World Scientific Community on Ebola

Web of Science, 2000-2014


Methods

Here is a breif description of the methods applied in the development of this project.

Geo-location of publications

The addresses reported in the publications were assigned to one administrative unit reported, which in most cases was a city. This process was performed using computer algorithms and refined by hand until the target precision (>97%) was reached (see the QA method described below). The geo-location enabled analyzing the distribution of publications per regions i. et. continents, countries, etc.

Attribution of publications to organizations

The addresses were manually mapped to respective organizations. During this process the variants of the name of an organization were unified to a single organization entity in the database of the study. The names used to create the organizations in the database were obtained from the official websites, as well as from publications on journals.

In general, the preferred official name was recorded both in the local language, as well as in English whenever possible. Hierarchy relationships such as university campuses and institutes, hospital affiliations or research centers pertaining to councils or academies were reconstructed in the database of the study from the information contained in the addresses, previous verification with the information in official websites. Further, all organizations were associated to their respective locations.

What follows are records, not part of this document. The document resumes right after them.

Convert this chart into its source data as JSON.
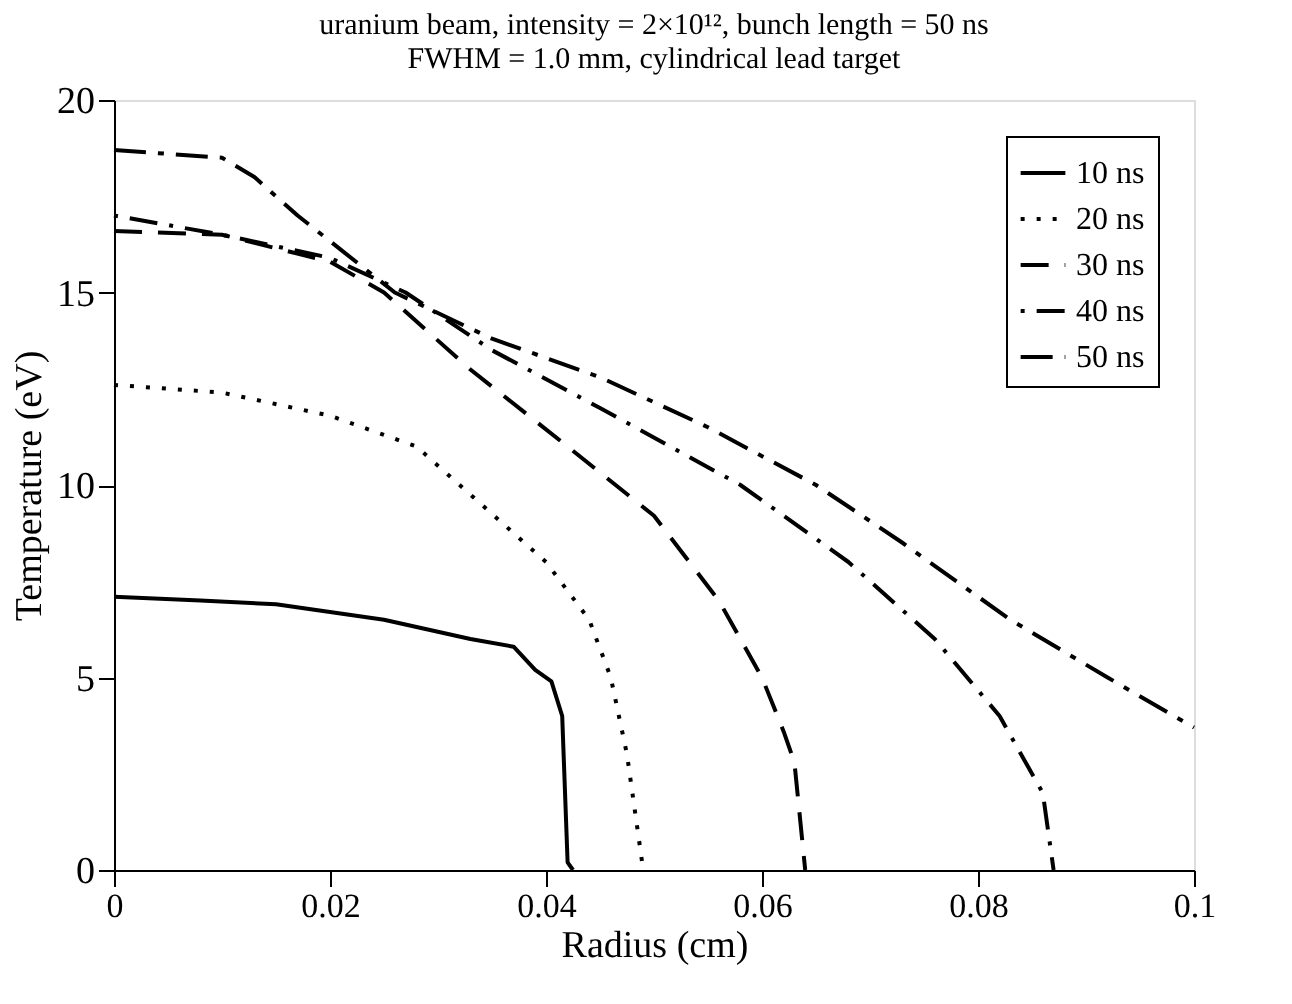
{
  "chart_data": {
    "type": "line",
    "title": [
      "uranium beam,  intensity = 2×10¹², bunch length = 50 ns",
      "FWHM = 1.0 mm, cylindrical lead target"
    ],
    "xlabel": "Radius (cm)",
    "ylabel": "Temperature (eV)",
    "xlim": [
      0,
      0.1
    ],
    "xticks": [
      0,
      0.02,
      0.04,
      0.06,
      0.08,
      0.1
    ],
    "ylim": [
      0,
      20
    ],
    "yticks": [
      0,
      5,
      10,
      15,
      20
    ],
    "grid": false,
    "legend": "top right",
    "marker": "none",
    "series": [
      {
        "name": "10 ns",
        "color": "#000000",
        "line_style": "solid",
        "x": [
          0,
          0.008,
          0.015,
          0.025,
          0.033,
          0.037,
          0.039,
          0.0405,
          0.0415,
          0.042,
          0.0425
        ],
        "values": [
          7.1,
          7.0,
          6.9,
          6.5,
          6.0,
          5.8,
          5.2,
          4.9,
          4.0,
          0.2,
          0
        ]
      },
      {
        "name": "20 ns",
        "color": "#000000",
        "line_style": "dotted",
        "x": [
          0,
          0.01,
          0.02,
          0.028,
          0.034,
          0.04,
          0.044,
          0.046,
          0.0475,
          0.0485,
          0.049
        ],
        "values": [
          12.6,
          12.4,
          11.8,
          11.0,
          9.5,
          8.0,
          6.5,
          5.0,
          3.0,
          1.0,
          0
        ]
      },
      {
        "name": "30 ns",
        "color": "#000000",
        "line_style": "dashed",
        "x": [
          0,
          0.01,
          0.02,
          0.025,
          0.033,
          0.042,
          0.05,
          0.056,
          0.06,
          0.062,
          0.063,
          0.064
        ],
        "values": [
          16.6,
          16.5,
          15.8,
          15.0,
          13.0,
          11.0,
          9.2,
          7.0,
          5.0,
          3.6,
          2.8,
          0
        ]
      },
      {
        "name": "40 ns",
        "color": "#000000",
        "line_style": "dashdot",
        "x": [
          0,
          0.01,
          0.02,
          0.027,
          0.035,
          0.045,
          0.058,
          0.068,
          0.076,
          0.082,
          0.085,
          0.086,
          0.087
        ],
        "values": [
          17.0,
          16.5,
          15.9,
          15.0,
          13.5,
          12.0,
          10.0,
          8.0,
          6.0,
          4.0,
          2.5,
          2.0,
          0
        ]
      },
      {
        "name": "50 ns",
        "color": "#000000",
        "line_style": "longdashdot",
        "x": [
          0,
          0.005,
          0.01,
          0.013,
          0.017,
          0.026,
          0.035,
          0.045,
          0.055,
          0.065,
          0.073,
          0.083,
          0.092,
          0.1
        ],
        "values": [
          18.7,
          18.6,
          18.5,
          18.0,
          17.0,
          15.0,
          13.8,
          12.8,
          11.5,
          10.0,
          8.5,
          6.5,
          5.0,
          3.7
        ]
      }
    ]
  }
}
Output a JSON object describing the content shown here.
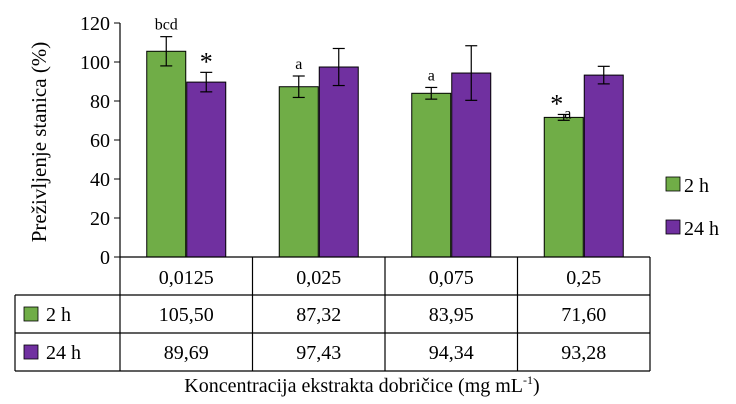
{
  "chart_data": {
    "type": "bar",
    "ylabel": "Preživljenje stanica (%)",
    "xlabel": "Koncentracija ekstrakta dobričice (mg mL",
    "xlabel_sup": "-1",
    "xlabel_close": ")",
    "ylim": [
      0,
      120
    ],
    "yticks": [
      0,
      20,
      40,
      60,
      80,
      100,
      120
    ],
    "ytick_labels": [
      "0",
      "20",
      "40",
      "60",
      "80",
      "100",
      "120"
    ],
    "categories": [
      "0,0125",
      "0,025",
      "0,075",
      "0,25"
    ],
    "series": [
      {
        "name": "2 h",
        "color": "#70ad47",
        "values": [
          105.5,
          87.32,
          83.95,
          71.6
        ],
        "value_labels": [
          "105,50",
          "87,32",
          "83,95",
          "71,60"
        ],
        "errors": [
          7.5,
          5.5,
          3.0,
          1.5
        ]
      },
      {
        "name": "24 h",
        "color": "#7030a0",
        "values": [
          89.69,
          97.43,
          94.34,
          93.28
        ],
        "value_labels": [
          "89,69",
          "97,43",
          "94,34",
          "93,28"
        ],
        "errors": [
          5.0,
          9.5,
          14.0,
          4.5
        ]
      }
    ],
    "annotations": [
      {
        "series": 0,
        "category": 0,
        "text": "bcd",
        "kind": "letter"
      },
      {
        "series": 1,
        "category": 0,
        "text": "*",
        "kind": "star"
      },
      {
        "series": 0,
        "category": 1,
        "text": "a",
        "kind": "letter"
      },
      {
        "series": 0,
        "category": 2,
        "text": "a",
        "kind": "letter"
      },
      {
        "series": 0,
        "category": 3,
        "text": "*",
        "kind": "star"
      },
      {
        "series": 0,
        "category": 3,
        "text": "a",
        "kind": "letter-low"
      }
    ],
    "legend": "right",
    "grid": false
  }
}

The information on hierarchy and location was used during the unification to solve cases were mother organizations were not present, as well as to unify variants when the location was the only piece of information leading to the organization. Casuistry of changes in the structure of organizations within the analyzed period (centers' life cycle) was treated as follow:


Quality assessment (QA)

The QA consisted of categorizing a number of randomly sampled addresses as “correctly” or “wrongly” mapped to an organization. Given that only one of the two outcomes is possible in each examination, a binomial distribution of the outcomes was expected. Thus, a Negative binomial distribution X~NB(r,p) can be used to determine the number of “wrong” cases (successes, “p”) before a specified number of “correct” (failures, “r”) occur.

In the present study we applied the QA to ensure with 95% confidence that addresses were unified with a maximum percentage of error of 5%.

Classification of publications into scientific disciplines

Clarivate Analytics, propietary of the Web of Science, sort publications according to their publication journal into roughly 250 scientific disciplines included in the Journal Citation Report (JCR), which in turn are classified into 22 fields and 7 broad areas.

Detecting networks of authors

Normally, the detection of the groups of researchers is performed through an iterative process combining phases of co-authorship analysis and normalization of authors. In some cases the procedure also involves the intervention of experts in the field to gauge the plasability of the resulting groups.

Co-authorship analysis (phase 1)

This process is performed by a computer program designed to maximize the quality of the resulting groups of authors by executing two different in-house-developed co-authorship algorithms.
In our experience the results of the co-authorship analysis provide a good estimation of the number of groups resulting at the end of teh whole process.

Normalization of authors’ names (phase 2)

This phase involves two different processes:
- 1) the unification of the various names (signatures) with which a given author is recorded in the source dataset (unification of variants), and
- 2), the extraction of his/her publications from signatures created with common family names that group the production of several authors in the source (disambiguation of homonym).

The difficulty to perform these two processes depends entirely on the availability of specific pieces of information on the authors like (current and past) full name, host institutions, main research fields, email addresses and coauthors.
In general, the most significant effect of the normalization of authors' name is the reductions of the number of members in the detected groups.